Echocardiography-a Journal of Cardiovascular Ultrasound and Allied Techniques | 2007
Karina Wierzbowska-Drabik; Maria Krzemińska-Pakuła; Jarosław Drożdż; Michał Plewka; Ewa Trzos; Małgorzata Kurpesa; Tomasz Rechciński; Aneta Rózga; Edyta Płońska-Gościniak; Jarosław D. Kasprzak
Background and Aim: Patients after myocardial infarction (MI) differ according to the extend of myocardial damage and prognosis. Diastolic function impairment may have great impact on development of heart failure and outcomes. We evaluated the prognostic value of various echocardiographic measurements in 18‐month and 3‐year observation after MI. Methods: 60 patients after MI (44 male, mean age 60 ± 11) were examined by transthoracic echocardiography with the assessment of wide spectrum of parameters. Mortality and combined end points (cardiac deaths and heart failure exacerbation) were assessed after 18‐month and 3‐year observation and groups with and without end points were compared.

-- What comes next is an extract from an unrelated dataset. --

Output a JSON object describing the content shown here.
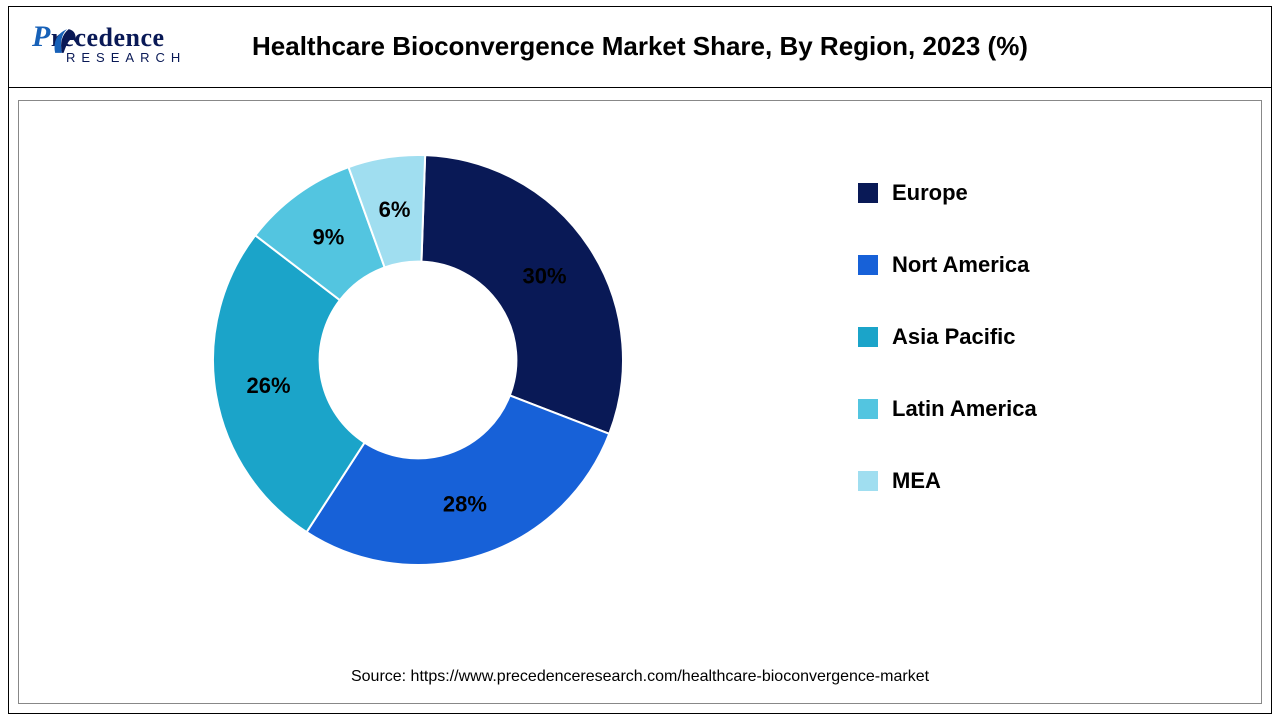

Optimal cutoff values were estimated by receiver operating characteristic (ROC) analysis and resulting Kaplan–Meier curves were compared. Results and Conclusions: After 18 months, 11 deaths occurred and 20 subjects experienced hospitalization caused by heart failure exacerbation. Although the group with cardiac events showed a greater enlargement of the left ventricle and lower ejection fraction, the highest relative risk of poor outcome (RR = 5.0) was related to the left atrial enlargement above 44 mm. Although restrictive or pseudonormal inflows were connected with 2.1 relative risk of combined end point, all patients with E deceleration time ≤130 ms experienced heart failure exacerbation or death. Despite tissue Doppler and propagation parameters describing elevated end‐diastolic pressure differed between groups with various outcomes in multivariate analysis, only enlarged left atrium was an independent predictor for both combined end point and cardiac death. Further 3‐year follow‐up solely confirmed the role of above described predictors.